Palavras ao Vento é fruto de uma necessidade interior de corrigir deslizes orais ou escritos, presenciados no cotidiano; mostrar a urgência de se fazer da educação prioridade nacional; discorrer sobre trivialidades, mostrando o porquê disso ou daquilo e destacar a força que a palavra tem naqueles que captam o sentido das entrelinhas.
terça-feira, 12 de janeiro de 2010
O verbo ter e o sujeito
Coitado do verbo ter! De tão mal empregado até já ganhou um sujeito. Não! Não é amante, amigo, pessoa. É sujeito simples mesmo!
Quando alguém me pergunta se uma fala está certa ou errada, respondo que depende do contexto. Se alguém disser "hoje tem recital na Academia Brasileira de Letras", certamente que cabelos em pé ficarão. Naquele templo que de imortal só leva a fama, a preservação da língua culta e do seu bom uso é uma obrigação.
Lá, o usuário do idioma luso, que cultíssimo também deve ser, deverá, obrigatoriamente, afirmar: "Hoje, há recital na Academia (com maiúscula e toda a pompa!)
Agora, se uma adorável e dedicada professorinha das séries iniciais escrever, caprichosamente, no quadro verde: Hoje tem sol!, os ânimos ficarão apaziguados. No entanto, se tivesse escrito: "Hoje há sol!" a criançada é que ficaria com os cabelinhos arrepiados.
Onde pretendo chegar? Ao ínicio de meu "falatório" quando dualizei fala e contexto. Não se vai de camisa e bermudas a uma festa de gala. Em oposição, o estádio de futebol exige roupas despojadas. Assim acontece com a fala e a escrita.

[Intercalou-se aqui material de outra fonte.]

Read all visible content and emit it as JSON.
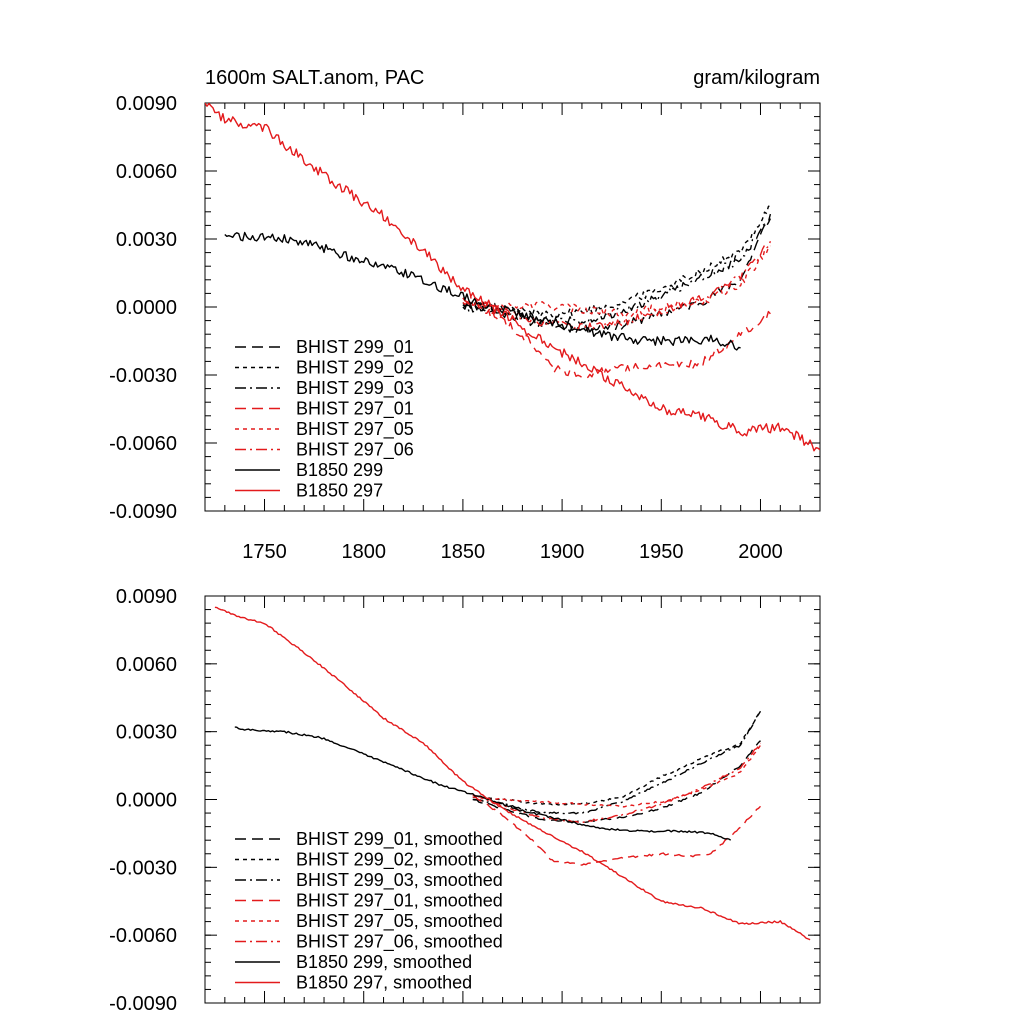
{
  "chart_data": [
    {
      "type": "line",
      "title": "1600m SALT.anom, PAC",
      "units": "gram/kilogram",
      "xlim": [
        1720,
        2030
      ],
      "ylim": [
        -0.009,
        0.009
      ],
      "xticks": [
        1750,
        1800,
        1850,
        1900,
        1950,
        2000
      ],
      "xtick_labels": [
        "1750",
        "1800",
        "1850",
        "1900",
        "1950",
        "2000"
      ],
      "yticks": [
        -0.009,
        -0.006,
        -0.003,
        0.0,
        0.003,
        0.006,
        0.009
      ],
      "ytick_labels": [
        "-0.0090",
        "-0.0060",
        "-0.0030",
        "0.0000",
        "0.0030",
        "0.0060",
        "0.0090"
      ],
      "legend_position": "bottom-left",
      "series": [
        {
          "name": "BHIST 299_01",
          "color": "#000000",
          "dash": "long-dash",
          "jitter": 0.00018,
          "x": [
            1850,
            1870,
            1890,
            1910,
            1930,
            1950,
            1970,
            1990,
            2005
          ],
          "y": [
            0.0002,
            -0.0003,
            -0.0008,
            -0.001,
            -0.0008,
            -0.0003,
            0.0002,
            0.0012,
            0.0041
          ]
        },
        {
          "name": "BHIST 299_02",
          "color": "#000000",
          "dash": "short-dash",
          "jitter": 0.00018,
          "x": [
            1850,
            1870,
            1890,
            1910,
            1930,
            1950,
            1970,
            1990,
            2005
          ],
          "y": [
            0.0001,
            0.0,
            -0.0003,
            -0.0002,
            0.0002,
            0.0008,
            0.0016,
            0.0024,
            0.0045
          ]
        },
        {
          "name": "BHIST 299_03",
          "color": "#000000",
          "dash": "dash-dot",
          "jitter": 0.00018,
          "x": [
            1850,
            1870,
            1890,
            1910,
            1930,
            1950,
            1970,
            1990,
            2005
          ],
          "y": [
            0.0,
            -0.0002,
            -0.0005,
            -0.0006,
            -0.0002,
            0.0005,
            0.0013,
            0.0021,
            0.0039
          ]
        },
        {
          "name": "BHIST 297_01",
          "color": "#e31a1c",
          "dash": "long-dash",
          "jitter": 0.00018,
          "x": [
            1850,
            1870,
            1885,
            1895,
            1910,
            1930,
            1950,
            1970,
            1985,
            2005
          ],
          "y": [
            0.0004,
            -0.0006,
            -0.0016,
            -0.0027,
            -0.003,
            -0.0027,
            -0.0026,
            -0.0025,
            -0.0015,
            -0.0003
          ]
        },
        {
          "name": "BHIST 297_05",
          "color": "#e31a1c",
          "dash": "short-dash",
          "jitter": 0.00018,
          "x": [
            1850,
            1870,
            1890,
            1910,
            1930,
            1950,
            1970,
            1990,
            2005
          ],
          "y": [
            0.0002,
            0.0,
            0.0001,
            -0.0001,
            -0.0003,
            0.0,
            0.0002,
            0.001,
            0.0027
          ]
        },
        {
          "name": "BHIST 297_06",
          "color": "#e31a1c",
          "dash": "dash-dot",
          "jitter": 0.00018,
          "x": [
            1850,
            1870,
            1890,
            1910,
            1930,
            1950,
            1970,
            1990,
            2005
          ],
          "y": [
            0.0004,
            -0.0002,
            -0.0007,
            -0.0009,
            -0.0007,
            -0.0002,
            0.0004,
            0.0013,
            0.0029
          ]
        },
        {
          "name": "B1850 299",
          "color": "#000000",
          "dash": "solid",
          "jitter": 0.0002,
          "x": [
            1730,
            1740,
            1760,
            1780,
            1800,
            1820,
            1840,
            1860,
            1880,
            1900,
            1920,
            1940,
            1960,
            1975,
            1990
          ],
          "y": [
            0.0032,
            0.0031,
            0.003,
            0.0026,
            0.002,
            0.0015,
            0.0008,
            0.0001,
            -0.0004,
            -0.0008,
            -0.0012,
            -0.0015,
            -0.0015,
            -0.0014,
            -0.0018
          ]
        },
        {
          "name": "B1850 297",
          "color": "#e31a1c",
          "dash": "solid",
          "jitter": 0.00022,
          "x": [
            1720,
            1730,
            1750,
            1770,
            1790,
            1810,
            1830,
            1850,
            1870,
            1890,
            1910,
            1930,
            1950,
            1970,
            1990,
            2010,
            2030
          ],
          "y": [
            0.009,
            0.0083,
            0.0079,
            0.0065,
            0.0052,
            0.004,
            0.0025,
            0.0008,
            -0.0003,
            -0.0015,
            -0.0025,
            -0.0035,
            -0.0045,
            -0.0048,
            -0.0055,
            -0.0053,
            -0.0063
          ]
        }
      ]
    },
    {
      "type": "line",
      "title": "",
      "units": "",
      "xlim": [
        1720,
        2030
      ],
      "ylim": [
        -0.009,
        0.009
      ],
      "xticks": [
        1750,
        1800,
        1850,
        1900,
        1950,
        2000
      ],
      "xtick_labels": [],
      "yticks": [
        -0.009,
        -0.006,
        -0.003,
        0.0,
        0.003,
        0.006,
        0.009
      ],
      "ytick_labels": [
        "-0.0090",
        "-0.0060",
        "-0.0030",
        "0.0000",
        "0.0030",
        "0.0060",
        "0.0090"
      ],
      "legend_position": "bottom-left",
      "series": [
        {
          "name": "BHIST 299_01, smoothed",
          "color": "#000000",
          "dash": "long-dash",
          "jitter": 4e-05,
          "x": [
            1855,
            1870,
            1890,
            1910,
            1930,
            1950,
            1970,
            1990,
            2000
          ],
          "y": [
            0.0,
            -0.0004,
            -0.0009,
            -0.001,
            -0.0008,
            -0.0004,
            0.0003,
            0.0015,
            0.0026
          ]
        },
        {
          "name": "BHIST 299_02, smoothed",
          "color": "#000000",
          "dash": "short-dash",
          "jitter": 4e-05,
          "x": [
            1855,
            1870,
            1890,
            1910,
            1930,
            1950,
            1970,
            1990,
            2000
          ],
          "y": [
            0.0001,
            0.0,
            -0.0002,
            -0.0002,
            0.0001,
            0.001,
            0.0018,
            0.0025,
            0.0039
          ]
        },
        {
          "name": "BHIST 299_03, smoothed",
          "color": "#000000",
          "dash": "dash-dot",
          "jitter": 4e-05,
          "x": [
            1855,
            1870,
            1890,
            1910,
            1930,
            1950,
            1970,
            1990,
            2000
          ],
          "y": [
            0.0,
            -0.0002,
            -0.0006,
            -0.0006,
            -0.0001,
            0.0007,
            0.0016,
            0.0024,
            0.0039
          ]
        },
        {
          "name": "BHIST 297_01, smoothed",
          "color": "#e31a1c",
          "dash": "long-dash",
          "jitter": 4e-05,
          "x": [
            1855,
            1870,
            1885,
            1895,
            1910,
            1930,
            1950,
            1965,
            1975,
            1990,
            2000
          ],
          "y": [
            0.0002,
            -0.0007,
            -0.0018,
            -0.0027,
            -0.0029,
            -0.0026,
            -0.0024,
            -0.0025,
            -0.0024,
            -0.0012,
            -0.0003
          ]
        },
        {
          "name": "BHIST 297_05, smoothed",
          "color": "#e31a1c",
          "dash": "short-dash",
          "jitter": 4e-05,
          "x": [
            1855,
            1870,
            1890,
            1910,
            1930,
            1950,
            1970,
            1990,
            2000
          ],
          "y": [
            0.0001,
            0.0,
            -0.0001,
            -0.0002,
            -0.0003,
            -0.0001,
            0.0004,
            0.0012,
            0.0024
          ]
        },
        {
          "name": "BHIST 297_06, smoothed",
          "color": "#e31a1c",
          "dash": "dash-dot",
          "jitter": 4e-05,
          "x": [
            1855,
            1870,
            1890,
            1910,
            1930,
            1950,
            1970,
            1990,
            2000
          ],
          "y": [
            0.0002,
            -0.0003,
            -0.0008,
            -0.001,
            -0.0007,
            -0.0002,
            0.0005,
            0.0014,
            0.0025
          ]
        },
        {
          "name": "B1850 299, smoothed",
          "color": "#000000",
          "dash": "solid",
          "jitter": 4e-05,
          "x": [
            1735,
            1740,
            1760,
            1780,
            1800,
            1820,
            1840,
            1860,
            1880,
            1900,
            1920,
            1940,
            1960,
            1975,
            1985
          ],
          "y": [
            0.0032,
            0.0031,
            0.003,
            0.0027,
            0.002,
            0.0013,
            0.0006,
            0.0001,
            -0.0005,
            -0.0009,
            -0.0013,
            -0.0014,
            -0.0014,
            -0.0015,
            -0.0018
          ]
        },
        {
          "name": "B1850 297, smoothed",
          "color": "#e31a1c",
          "dash": "solid",
          "jitter": 4e-05,
          "x": [
            1725,
            1740,
            1750,
            1770,
            1790,
            1810,
            1830,
            1850,
            1870,
            1890,
            1910,
            1930,
            1950,
            1970,
            1990,
            2010,
            2025
          ],
          "y": [
            0.0085,
            0.008,
            0.0078,
            0.0065,
            0.0051,
            0.0036,
            0.0025,
            0.0008,
            -0.0004,
            -0.0014,
            -0.0023,
            -0.0034,
            -0.0045,
            -0.0048,
            -0.0055,
            -0.0054,
            -0.0062
          ]
        }
      ]
    }
  ]
}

Já imaginaram deixar um bilhete na geladeira para a doméstica, se esta não for letrada, escrito deste jeito: "Relatar-me-ás, amanhã, a respeito da postura e dos enfrentamentos por ti sofridos por parte de meus rebentos! " Coitada! Achará que é linguagem de ETs.
Traduzinho e inserindo no contexto o verbo TER, uma professora lingou-me questionando se o verbo ter tinha sujeito em " Tem gente que ama e odeia ao mesmo tempo".
Uma colega jurava de pés juntos que gente era o sujeito simples dessa oração e que a construção frasal estava errada! Partia daquela regrinha básica:" antes de procurar o objeto, ACHE o sujeito", fazendo a pergunta QUEM É QUE TEM? Claro que a resposta seria GENTE! nesse contexto.Gente é o OBJETO DIRETO de ter. Dizia , também, que empregar ter por haver ou existir era coisa de burros.
Corro em defesa da questionante. O verbo TER como sinônimo de HAVER e EXISTIR é SEMPRE impessoal e, por isso, NÃO TEM SUJEITO, ou seja, essa é uma típica contrução de ORAÇÃO SEM SUJEITO ou SUJEITO INEXISTENTE (como queiram...) e, no contexto de sala de aula infantil, a frase está... CORRETÍSSIMA!
Duvidam? Corram à Novíssima Gramática de Domingos Paschoal Cegalla, 44a. edição, página 426, alínea 3.
Não têm (=possuem) essa gramática? Então "dou de graça para vocês!" (OPS! Não é o livro! É o que está escrito nele! (Não sou tão generosa assim!))
Palavras de Paschoal (até parece que esse grande gramático é meu amigo íntimo!):
3a.) Na língua popular brasileira é generalizado o uso de ter, impessoal, por haver, existir. Nem faltam exemplos em escritores modernos:
"No centro do pátio tem uma figueira velhíssima, com um banco embaixo." (José Geraldo Vieira)
"Soube que tem um cavalo morto, no quintal. " (Carlos Drummond de Andrade)
Esse emprego do verbo ter, impessoal, não é estranho ao português europeu: "É verdade. Tem dias que sai ao romper de alva e recolhe alta noite, respondeu Ângela." (Camilo Castelo Branco) [Tem = Há], termina Paschoal.
Resumindo, se até os eruditos empregam o ter por haver, por que a mestrinha não poderá fazê-lo e nós, míseros mortais?